Ludwig Ernstsson

Personal information
- Date of birth: 29 April 1972 (age 53)
- Place of birth: Växjö, Sweden
- Height: 1.86 m (6 ft 1 in)
- Position: Striker

Youth career
- 1987–1992: Öster

Senior career*
- Years: Team / Apps / (Gls)
- 1992–1996: Öster
- 1997–1998: Kongsvinger / 38 / (10)
- 1998–2000: Austria Wien / 28 / (4)
- 2000–2003: Öster

Managerial career
- 2009–2010: Öster (assistant)
- 2010: Öster (head coach July–September)

= Ludwig Ernstsson =

Swedish footballer and manager

Ludwig Ernstsson (born 29 April 1972) is a Swedish retired football striker.

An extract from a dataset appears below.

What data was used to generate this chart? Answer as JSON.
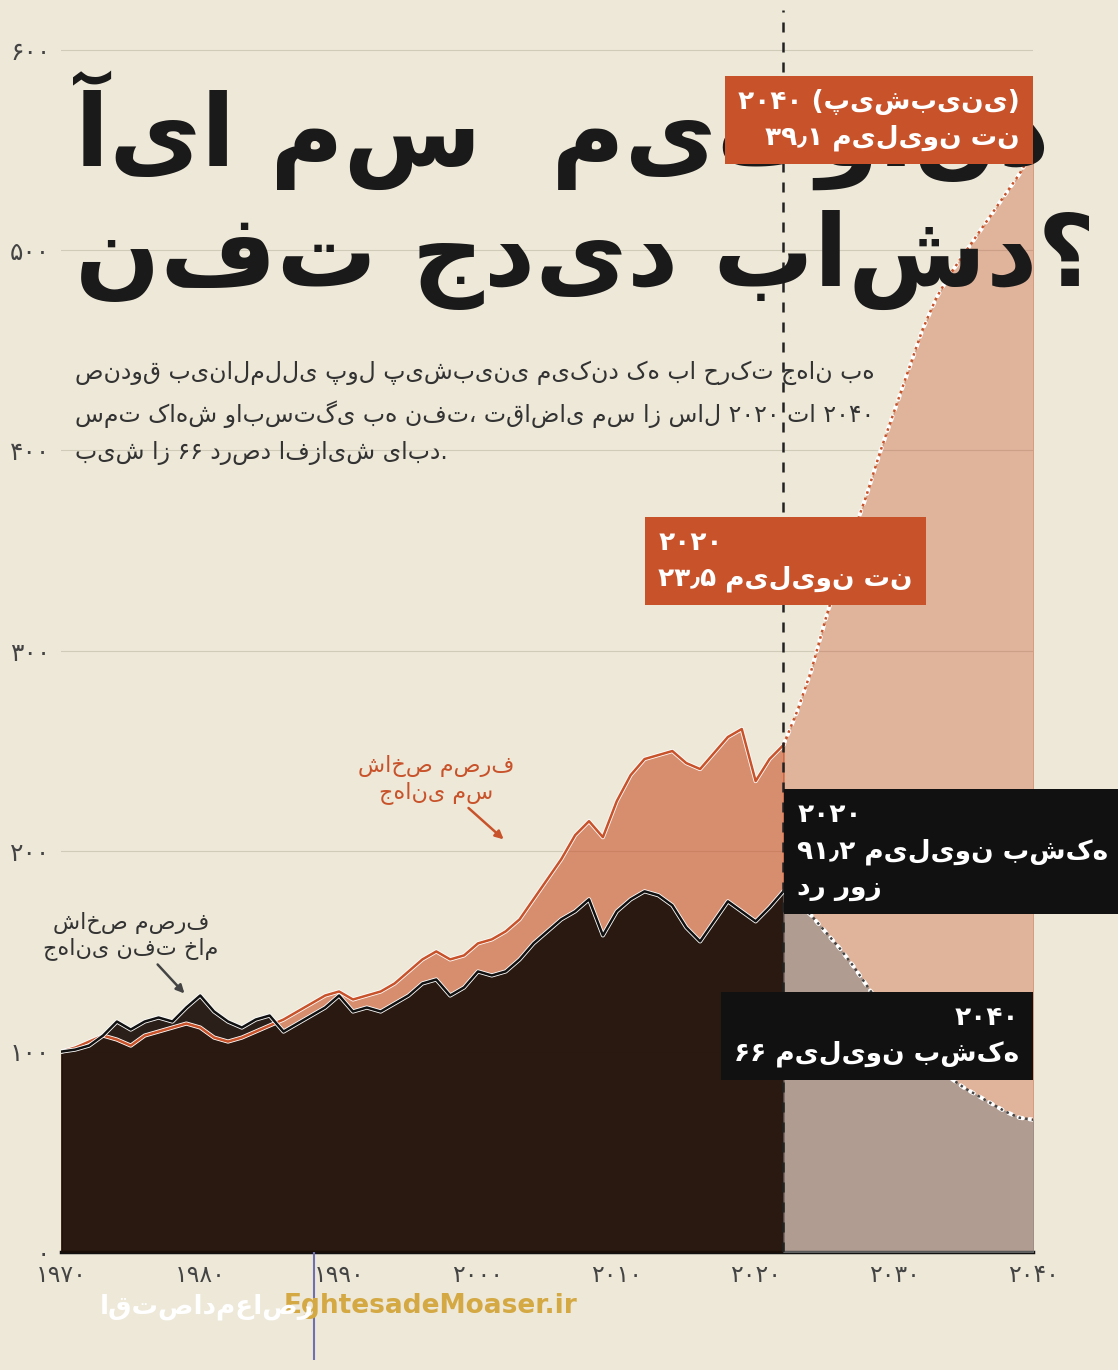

He grew up in both Räppe and Ör, since his parents were separated. He joined Östers IF, made his senior debut in 1992 and joined Kongsvinger IL in 1997. Here he scored ten Norwegian Premier League goals in 1997 and 1998. In the middle of the season he left Kongsvinger for Austria Wien. He stayed here until 2000, when he returned to Öster.

After retiring he became a youth coach. In 2009, he was promoted to assistant coach for the senior team. In July 2010 he was promoted to head coach, only to be replaced two months later - following a six-game losing streak - by Hans Gren.
Another two months later, on 10 November, it was announced that Ernstsson and Öster parted ways for the time being.